The nurse is providing home care instructions to the mother of a child who has bacterial conjunctivitis. The nurse should provide the mother with which information? 1.The child may attend school if antibiotics have been started. 2.Any unused eye medication should be saved in case a sibling gets the eye infection. 3.The child's towels and washcloths should not be used by other members of the household. 4.Any crusted material should be wiped from the eye with a cotton ball soaked in warm water, starting at the outer aspect of the eye and moving toward the inner aspect.

Answer:3 Rationale: Bacterial conjunctivitis is highly contagious, and infection control measures should be taught. These include good handwashing and not sharing towels or washcloths with others. The child should be kept home from school until 24 hours after antibiotics are started. Bottles of eye medication should never be shared with others. Crusted material may be wiped from the eye with a cotton ball soaked in warm water, starting at the inner aspect of the eye and moving toward the outer aspect.

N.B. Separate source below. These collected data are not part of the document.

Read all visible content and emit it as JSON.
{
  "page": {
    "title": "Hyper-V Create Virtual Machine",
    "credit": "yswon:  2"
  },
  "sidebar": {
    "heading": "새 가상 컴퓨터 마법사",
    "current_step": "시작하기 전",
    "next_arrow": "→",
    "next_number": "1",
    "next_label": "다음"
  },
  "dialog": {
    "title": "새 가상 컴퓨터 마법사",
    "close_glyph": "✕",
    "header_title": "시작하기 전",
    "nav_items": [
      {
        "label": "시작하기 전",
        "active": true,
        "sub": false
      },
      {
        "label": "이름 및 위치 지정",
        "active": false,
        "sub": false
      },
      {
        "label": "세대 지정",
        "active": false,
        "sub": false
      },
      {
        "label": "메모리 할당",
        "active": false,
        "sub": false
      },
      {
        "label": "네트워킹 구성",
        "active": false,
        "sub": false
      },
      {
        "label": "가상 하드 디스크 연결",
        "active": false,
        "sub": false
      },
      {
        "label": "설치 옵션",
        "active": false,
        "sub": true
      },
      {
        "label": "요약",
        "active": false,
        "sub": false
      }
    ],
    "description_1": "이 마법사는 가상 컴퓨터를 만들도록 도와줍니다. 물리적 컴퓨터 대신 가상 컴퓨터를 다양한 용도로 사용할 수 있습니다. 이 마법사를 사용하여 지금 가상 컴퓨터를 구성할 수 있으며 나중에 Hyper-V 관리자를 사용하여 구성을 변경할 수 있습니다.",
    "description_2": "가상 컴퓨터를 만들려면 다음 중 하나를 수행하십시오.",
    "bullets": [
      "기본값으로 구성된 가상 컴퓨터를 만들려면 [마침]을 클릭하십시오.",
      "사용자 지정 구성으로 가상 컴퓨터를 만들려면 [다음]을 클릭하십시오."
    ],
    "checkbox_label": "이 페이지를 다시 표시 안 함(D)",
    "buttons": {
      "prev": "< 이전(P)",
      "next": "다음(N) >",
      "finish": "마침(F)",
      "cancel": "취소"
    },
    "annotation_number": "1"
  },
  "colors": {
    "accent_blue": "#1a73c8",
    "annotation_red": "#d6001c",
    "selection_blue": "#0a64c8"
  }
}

Collaboration can be promoted in the critical care unit by: A. implementing weekly inservices presented by the intensivist. B. instituting multiprofessional bedside rounds at least daily. C. inviting team members to after-work social events. D. mandating attendance at multiprofessional meetings.

Answer:B Implementation of multiprofessional rounds once or twice per shift is an excellent strategy for promoting collaboration among disciplines. Weekly inservices will increase knowledge. Socializing with team members may or may not promote collaboration at the unit level. Attending meetings of a multiprofessional society is a great way to meet others and learn from them, but mandating attendance does not ensure collaboration.